History
The establishment of state mental hospitals in the U.S. is partly due to reformer Dorothea Dix, who testified to the Massachusetts legislature in 1844, vividly describing the state's treatment of people with mental illness: they were being housed in county jails, private homes and the basements of public buildings. Dix's effort led to the construction of the New Jersey State Lunatic Asylum, the first asylum built on the Kirkbride Plan.
Kirkbride developed his requirements based on a philosophy of Moral Treatment. The typical floor plan, with long rambling wings arranged en echelon (staggered, so each connected wing received sunlight and fresh air), was meant to promote privacy and comfort for patients. The building form itself was meant to have a curative effect: "a special apparatus for the care of lunacy, highly improved and tastefully ornamented." The idea of institutionalization was thus central to Kirkbride's plan for effectively treating patients with mental illnesses.

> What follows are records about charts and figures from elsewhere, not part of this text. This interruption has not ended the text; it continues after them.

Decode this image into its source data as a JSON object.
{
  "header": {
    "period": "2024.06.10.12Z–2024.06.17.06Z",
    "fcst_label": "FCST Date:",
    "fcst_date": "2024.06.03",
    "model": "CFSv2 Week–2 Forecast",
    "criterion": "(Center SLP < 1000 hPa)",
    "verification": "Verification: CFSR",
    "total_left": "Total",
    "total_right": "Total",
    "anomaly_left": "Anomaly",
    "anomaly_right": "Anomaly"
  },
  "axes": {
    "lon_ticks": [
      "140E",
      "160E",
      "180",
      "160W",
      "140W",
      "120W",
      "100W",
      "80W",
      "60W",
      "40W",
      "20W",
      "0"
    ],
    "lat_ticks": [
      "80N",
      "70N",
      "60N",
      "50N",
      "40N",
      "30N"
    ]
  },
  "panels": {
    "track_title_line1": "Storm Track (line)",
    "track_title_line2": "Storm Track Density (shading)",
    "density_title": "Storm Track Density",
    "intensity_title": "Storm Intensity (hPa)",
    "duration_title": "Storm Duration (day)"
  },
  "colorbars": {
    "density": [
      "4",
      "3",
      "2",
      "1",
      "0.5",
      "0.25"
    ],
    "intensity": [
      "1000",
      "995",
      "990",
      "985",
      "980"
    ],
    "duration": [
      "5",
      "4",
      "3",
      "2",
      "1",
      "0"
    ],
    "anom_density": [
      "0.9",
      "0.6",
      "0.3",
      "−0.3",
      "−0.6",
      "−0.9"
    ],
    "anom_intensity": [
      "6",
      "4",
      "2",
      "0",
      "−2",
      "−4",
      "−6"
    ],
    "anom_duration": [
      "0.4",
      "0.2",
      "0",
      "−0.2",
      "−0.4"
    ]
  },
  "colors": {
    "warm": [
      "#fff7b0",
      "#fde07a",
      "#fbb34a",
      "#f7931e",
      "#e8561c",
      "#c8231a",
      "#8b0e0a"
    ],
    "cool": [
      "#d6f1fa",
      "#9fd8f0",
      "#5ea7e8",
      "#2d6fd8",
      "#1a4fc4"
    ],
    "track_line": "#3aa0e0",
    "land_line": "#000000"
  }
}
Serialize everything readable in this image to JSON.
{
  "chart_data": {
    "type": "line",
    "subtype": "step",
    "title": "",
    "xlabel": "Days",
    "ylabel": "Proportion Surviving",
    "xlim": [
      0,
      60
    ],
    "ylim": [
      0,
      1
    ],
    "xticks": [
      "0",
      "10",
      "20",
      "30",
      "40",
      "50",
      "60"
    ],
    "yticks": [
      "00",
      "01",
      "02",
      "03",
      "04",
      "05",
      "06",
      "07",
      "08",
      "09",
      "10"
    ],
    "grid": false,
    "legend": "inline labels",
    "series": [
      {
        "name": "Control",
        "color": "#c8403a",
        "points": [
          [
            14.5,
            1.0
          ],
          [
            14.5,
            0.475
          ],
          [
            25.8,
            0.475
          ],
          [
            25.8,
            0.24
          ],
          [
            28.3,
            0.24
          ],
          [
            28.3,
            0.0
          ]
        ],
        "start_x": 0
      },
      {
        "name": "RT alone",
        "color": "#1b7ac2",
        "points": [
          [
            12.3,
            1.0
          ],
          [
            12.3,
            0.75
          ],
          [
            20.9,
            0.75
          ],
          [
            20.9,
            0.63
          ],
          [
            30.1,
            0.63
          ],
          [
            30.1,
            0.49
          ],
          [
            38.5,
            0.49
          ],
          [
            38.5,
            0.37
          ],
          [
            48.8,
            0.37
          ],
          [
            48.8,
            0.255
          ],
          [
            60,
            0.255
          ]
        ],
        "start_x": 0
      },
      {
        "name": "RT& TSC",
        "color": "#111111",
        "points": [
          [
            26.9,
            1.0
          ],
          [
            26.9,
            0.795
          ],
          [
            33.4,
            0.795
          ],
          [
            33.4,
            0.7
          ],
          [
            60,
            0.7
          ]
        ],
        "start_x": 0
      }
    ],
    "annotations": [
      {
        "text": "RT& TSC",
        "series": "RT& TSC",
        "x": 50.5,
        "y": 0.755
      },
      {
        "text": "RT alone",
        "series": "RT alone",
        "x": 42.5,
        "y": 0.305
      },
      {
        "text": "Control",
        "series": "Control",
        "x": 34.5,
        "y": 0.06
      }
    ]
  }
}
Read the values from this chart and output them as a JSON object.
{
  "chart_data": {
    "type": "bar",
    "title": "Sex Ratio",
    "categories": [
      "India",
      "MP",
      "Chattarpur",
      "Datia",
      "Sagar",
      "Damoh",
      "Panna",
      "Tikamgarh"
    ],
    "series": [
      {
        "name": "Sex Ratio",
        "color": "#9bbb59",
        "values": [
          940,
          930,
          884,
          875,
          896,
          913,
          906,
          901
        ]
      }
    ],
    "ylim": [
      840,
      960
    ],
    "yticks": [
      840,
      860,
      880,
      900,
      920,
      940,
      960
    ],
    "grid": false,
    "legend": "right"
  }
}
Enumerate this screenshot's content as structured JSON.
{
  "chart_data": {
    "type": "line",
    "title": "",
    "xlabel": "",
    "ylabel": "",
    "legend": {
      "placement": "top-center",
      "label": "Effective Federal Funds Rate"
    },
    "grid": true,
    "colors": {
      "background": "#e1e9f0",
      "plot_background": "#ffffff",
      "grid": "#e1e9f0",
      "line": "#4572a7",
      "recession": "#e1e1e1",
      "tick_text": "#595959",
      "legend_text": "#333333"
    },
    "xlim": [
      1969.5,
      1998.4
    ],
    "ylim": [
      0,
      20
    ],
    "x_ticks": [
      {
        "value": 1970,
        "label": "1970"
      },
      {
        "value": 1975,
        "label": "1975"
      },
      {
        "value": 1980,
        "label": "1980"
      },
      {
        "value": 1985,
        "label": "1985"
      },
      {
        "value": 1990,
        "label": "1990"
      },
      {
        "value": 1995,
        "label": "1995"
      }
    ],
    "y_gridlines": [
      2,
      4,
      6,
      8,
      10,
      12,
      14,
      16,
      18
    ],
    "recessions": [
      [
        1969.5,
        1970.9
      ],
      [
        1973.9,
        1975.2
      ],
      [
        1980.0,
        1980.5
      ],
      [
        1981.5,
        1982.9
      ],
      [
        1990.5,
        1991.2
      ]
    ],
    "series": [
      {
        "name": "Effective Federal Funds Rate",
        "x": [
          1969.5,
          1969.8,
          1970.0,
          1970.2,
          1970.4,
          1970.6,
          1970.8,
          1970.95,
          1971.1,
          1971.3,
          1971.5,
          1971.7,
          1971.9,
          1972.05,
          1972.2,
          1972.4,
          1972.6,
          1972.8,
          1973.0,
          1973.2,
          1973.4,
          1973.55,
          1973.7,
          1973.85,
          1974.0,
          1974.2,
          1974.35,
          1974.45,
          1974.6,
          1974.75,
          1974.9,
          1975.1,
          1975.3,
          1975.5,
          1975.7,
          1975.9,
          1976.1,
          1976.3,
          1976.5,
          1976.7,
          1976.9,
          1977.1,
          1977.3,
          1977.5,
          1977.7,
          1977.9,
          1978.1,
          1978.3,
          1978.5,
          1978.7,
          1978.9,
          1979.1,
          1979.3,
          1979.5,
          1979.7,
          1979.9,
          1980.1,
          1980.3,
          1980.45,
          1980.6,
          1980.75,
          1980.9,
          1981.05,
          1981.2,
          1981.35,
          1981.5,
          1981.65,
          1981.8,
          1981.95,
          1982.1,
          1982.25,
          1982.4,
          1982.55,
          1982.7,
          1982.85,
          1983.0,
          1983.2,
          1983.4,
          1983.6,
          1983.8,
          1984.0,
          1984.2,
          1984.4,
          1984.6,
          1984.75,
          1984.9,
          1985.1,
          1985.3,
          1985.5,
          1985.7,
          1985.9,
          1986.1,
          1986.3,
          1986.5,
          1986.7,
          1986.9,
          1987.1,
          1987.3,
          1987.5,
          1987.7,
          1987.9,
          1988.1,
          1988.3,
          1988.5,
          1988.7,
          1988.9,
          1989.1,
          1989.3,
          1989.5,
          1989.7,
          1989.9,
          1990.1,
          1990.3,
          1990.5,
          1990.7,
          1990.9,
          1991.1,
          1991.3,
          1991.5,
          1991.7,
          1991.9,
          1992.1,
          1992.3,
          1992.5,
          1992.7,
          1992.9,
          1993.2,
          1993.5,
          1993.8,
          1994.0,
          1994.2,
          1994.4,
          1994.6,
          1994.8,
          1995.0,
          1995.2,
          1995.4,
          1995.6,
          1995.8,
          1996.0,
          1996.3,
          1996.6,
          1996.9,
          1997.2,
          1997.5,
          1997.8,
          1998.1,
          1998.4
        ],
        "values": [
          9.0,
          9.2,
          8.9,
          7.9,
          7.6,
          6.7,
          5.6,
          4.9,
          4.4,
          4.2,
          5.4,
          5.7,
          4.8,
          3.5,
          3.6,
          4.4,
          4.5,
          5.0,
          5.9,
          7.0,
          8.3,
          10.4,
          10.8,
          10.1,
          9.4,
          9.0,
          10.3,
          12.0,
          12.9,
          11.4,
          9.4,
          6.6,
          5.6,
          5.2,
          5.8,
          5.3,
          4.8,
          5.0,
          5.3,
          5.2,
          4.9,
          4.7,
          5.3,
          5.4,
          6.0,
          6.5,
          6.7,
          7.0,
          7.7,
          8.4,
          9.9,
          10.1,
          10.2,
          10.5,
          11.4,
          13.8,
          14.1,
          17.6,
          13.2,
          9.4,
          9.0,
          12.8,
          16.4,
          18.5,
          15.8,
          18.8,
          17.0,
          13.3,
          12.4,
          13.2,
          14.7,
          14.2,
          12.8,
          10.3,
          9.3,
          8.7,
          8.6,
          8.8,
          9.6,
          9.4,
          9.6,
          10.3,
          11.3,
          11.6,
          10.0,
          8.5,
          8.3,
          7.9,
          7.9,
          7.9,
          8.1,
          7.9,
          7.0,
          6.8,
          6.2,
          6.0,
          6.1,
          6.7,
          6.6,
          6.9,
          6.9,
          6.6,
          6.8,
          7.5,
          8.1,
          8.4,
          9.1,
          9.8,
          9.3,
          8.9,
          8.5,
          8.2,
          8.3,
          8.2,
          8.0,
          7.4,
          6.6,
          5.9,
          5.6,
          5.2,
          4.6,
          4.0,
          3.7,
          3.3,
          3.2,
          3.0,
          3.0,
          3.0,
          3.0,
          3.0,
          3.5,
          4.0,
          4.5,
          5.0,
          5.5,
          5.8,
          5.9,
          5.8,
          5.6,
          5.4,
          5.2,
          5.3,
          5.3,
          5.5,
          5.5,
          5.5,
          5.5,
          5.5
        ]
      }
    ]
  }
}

The asylums tended to be large, imposing, Victorian-era institutional buildings within extensive surrounding grounds, which often included farmland, sometimes worked by patients as part of physical exercise and therapy. While the vast majority were located in the United States, similar facilities were built in Canada, and a psychiatric hospital in Australia was influenced by Kirkbride's recommendations. By 1900 the notion of "building-as-cure" was largely discredited, and in the following decades these large facilities became too expensive to maintain. Many Kirkbride Plan asylums still stand today. Most are abandoned, neglected, and vandalized, though several are still in use or have been renovated for uses other than mental health care.